また、本実践はZoomによるオンライン授業期間に行った。

 

ICT教育時代の新たな道徳の授業の形として、(自分で言うのもなんですが)大変興味深い実践だと思います。

 

 

また、この先の私の探究は、「STEAM教育」の「A=Art」に向かってます。

 

私のそもそもの問題意識は

「STEAM教育というものの、Aが過小評価されすぎている。
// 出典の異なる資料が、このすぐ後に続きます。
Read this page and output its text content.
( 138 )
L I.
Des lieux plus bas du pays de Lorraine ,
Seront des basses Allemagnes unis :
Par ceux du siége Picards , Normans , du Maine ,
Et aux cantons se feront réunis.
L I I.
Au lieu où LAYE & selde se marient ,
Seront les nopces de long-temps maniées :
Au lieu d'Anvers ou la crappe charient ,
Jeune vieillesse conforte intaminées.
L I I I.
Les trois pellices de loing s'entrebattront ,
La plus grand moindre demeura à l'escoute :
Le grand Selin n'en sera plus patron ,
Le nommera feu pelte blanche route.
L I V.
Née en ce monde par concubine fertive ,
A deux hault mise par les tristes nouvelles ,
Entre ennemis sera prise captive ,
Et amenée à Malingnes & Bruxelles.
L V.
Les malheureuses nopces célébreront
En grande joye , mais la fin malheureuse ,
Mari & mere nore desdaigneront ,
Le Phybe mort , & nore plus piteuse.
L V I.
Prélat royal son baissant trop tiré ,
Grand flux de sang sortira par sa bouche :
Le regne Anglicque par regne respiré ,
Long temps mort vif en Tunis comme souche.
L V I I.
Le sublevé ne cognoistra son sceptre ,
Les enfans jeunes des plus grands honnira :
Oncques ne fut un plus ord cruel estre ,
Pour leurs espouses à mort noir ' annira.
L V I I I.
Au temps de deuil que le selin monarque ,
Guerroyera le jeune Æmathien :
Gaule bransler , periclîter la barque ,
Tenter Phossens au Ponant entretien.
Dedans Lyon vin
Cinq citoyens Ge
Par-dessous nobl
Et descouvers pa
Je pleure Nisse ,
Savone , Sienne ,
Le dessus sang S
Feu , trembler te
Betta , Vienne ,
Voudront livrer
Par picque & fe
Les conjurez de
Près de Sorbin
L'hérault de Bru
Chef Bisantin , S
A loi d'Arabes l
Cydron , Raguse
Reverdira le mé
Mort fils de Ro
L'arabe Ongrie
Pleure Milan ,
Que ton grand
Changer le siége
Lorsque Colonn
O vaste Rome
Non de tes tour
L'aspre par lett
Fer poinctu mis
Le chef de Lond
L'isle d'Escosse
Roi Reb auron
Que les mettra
」

というところです。

 

ただ、当初は

「なぜAが大事なのか」の説明もうまくできず、

「ただ何となく」そう感じていただけでした。

 

また、「Design」と「Art」の違いもわからず、

上で紹介した「Designの実践」を「Artの実践だ!」と勘違いしていました。

 

 

ですが最近、末永幸歩先生の『13歳からのアート思考』を読んで目の前がパッと開けました。

 

「Artとは何か」「なぜArtが重要なのか」「DesignとArtは何が違うのか」が見えてきたこと、

特に「ArtはDesignより上位の概念である」ことに気がついたことが自分の中で大きな衝撃になりました。

 

このことに関して、自分の中で論を組み立てている最中です。

Designのさらに上位の概念であるArtに関する実践ができたら、またまとめさせていただこうと思います。